The Rocket-Based Combined-Cycle (RBCC) engine integrates the preponderance of ramjet and rocket engines. It can perform excellently at a lower Mach number than a ramjet while consuming less fuel than the rocket. The higher specific impulse under lower flight Mach conditions guarantees the competitiveness and application prospect of an RBCC engine for reusable space transportation and hypersonic cruise vehicles. With a wide range of Mach numbers, the flow choking between primary and secondary streams in the inner flow passage of the engine becomes complicated. The flow choking not only affects the mass flow ratio between the air stream and rocket plume but also determines the thrust performance of the engine.

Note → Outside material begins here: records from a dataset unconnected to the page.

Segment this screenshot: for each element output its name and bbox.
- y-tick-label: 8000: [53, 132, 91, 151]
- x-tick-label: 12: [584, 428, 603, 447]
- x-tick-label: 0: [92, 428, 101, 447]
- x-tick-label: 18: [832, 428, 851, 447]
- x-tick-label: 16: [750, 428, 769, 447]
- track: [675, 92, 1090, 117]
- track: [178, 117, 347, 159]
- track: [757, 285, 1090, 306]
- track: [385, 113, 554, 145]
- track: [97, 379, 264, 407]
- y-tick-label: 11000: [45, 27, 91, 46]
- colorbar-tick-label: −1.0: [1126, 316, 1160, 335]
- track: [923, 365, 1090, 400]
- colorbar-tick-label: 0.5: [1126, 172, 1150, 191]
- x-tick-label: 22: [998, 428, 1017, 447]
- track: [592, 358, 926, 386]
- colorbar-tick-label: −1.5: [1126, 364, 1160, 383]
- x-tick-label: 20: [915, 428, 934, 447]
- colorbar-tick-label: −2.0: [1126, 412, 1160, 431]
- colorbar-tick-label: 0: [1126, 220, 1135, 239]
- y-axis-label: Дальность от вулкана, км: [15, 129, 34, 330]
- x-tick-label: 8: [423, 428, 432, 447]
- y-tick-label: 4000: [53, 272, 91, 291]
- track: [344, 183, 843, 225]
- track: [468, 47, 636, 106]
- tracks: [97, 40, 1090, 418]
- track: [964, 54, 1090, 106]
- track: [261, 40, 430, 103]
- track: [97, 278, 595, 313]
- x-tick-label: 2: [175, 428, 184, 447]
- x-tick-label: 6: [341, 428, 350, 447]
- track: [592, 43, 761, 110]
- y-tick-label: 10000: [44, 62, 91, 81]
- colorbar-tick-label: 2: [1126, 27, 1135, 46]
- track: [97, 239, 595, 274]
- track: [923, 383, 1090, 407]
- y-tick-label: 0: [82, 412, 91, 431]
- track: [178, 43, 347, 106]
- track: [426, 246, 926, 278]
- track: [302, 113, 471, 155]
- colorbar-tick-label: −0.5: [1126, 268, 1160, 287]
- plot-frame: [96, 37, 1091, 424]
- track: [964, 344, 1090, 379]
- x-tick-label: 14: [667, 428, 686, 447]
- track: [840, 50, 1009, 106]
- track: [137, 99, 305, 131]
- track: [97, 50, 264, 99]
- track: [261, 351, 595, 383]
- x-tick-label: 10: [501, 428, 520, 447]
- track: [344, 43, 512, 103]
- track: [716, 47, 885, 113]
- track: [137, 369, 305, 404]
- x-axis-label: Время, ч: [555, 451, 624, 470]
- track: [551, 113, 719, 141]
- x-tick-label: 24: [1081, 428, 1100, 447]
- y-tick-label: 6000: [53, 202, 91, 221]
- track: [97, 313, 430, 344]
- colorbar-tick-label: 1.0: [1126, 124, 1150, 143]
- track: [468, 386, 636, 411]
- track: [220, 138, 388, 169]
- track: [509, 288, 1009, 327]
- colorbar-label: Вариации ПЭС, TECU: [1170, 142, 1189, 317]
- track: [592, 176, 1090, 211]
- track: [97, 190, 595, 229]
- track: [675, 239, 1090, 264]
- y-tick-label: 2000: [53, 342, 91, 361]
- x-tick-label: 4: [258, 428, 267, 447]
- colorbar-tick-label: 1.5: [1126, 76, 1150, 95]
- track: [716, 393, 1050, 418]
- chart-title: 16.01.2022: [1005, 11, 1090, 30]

However, the relationship between flow-choking states and thrust performance has not been revealed. This investigation aimed to provide a better design reference for the RBCC trajectory design and a basis for the RBCC engine geometry design so that the thrust performance under different flow choking states was studied. The findings indicate that the engine is more favorable in the supersonic regime status than others. At the premise of the lower total pressure air stream condition, the thrust of the RBCC engine is attributed to the rocket pressurization effect. On the contrary, its thrust is ascribed to the air stream when the air stream total pressure is higher. Besides, the thrust augmentation of the RBCC engine is essentially due to the larger entrainment ratio. There is a rocket mass flow rate range in different mixer diameters, named region B in this paper, in which the air mass flow rate can be boosted with the rocket mass flow rate and the specific impulse ratio is higher than the rocket specific impulse. Significantly, the RBCC design state should be maintained in region B to meet the operational requirements of engines under the precondition of an insufficient flight Mach number.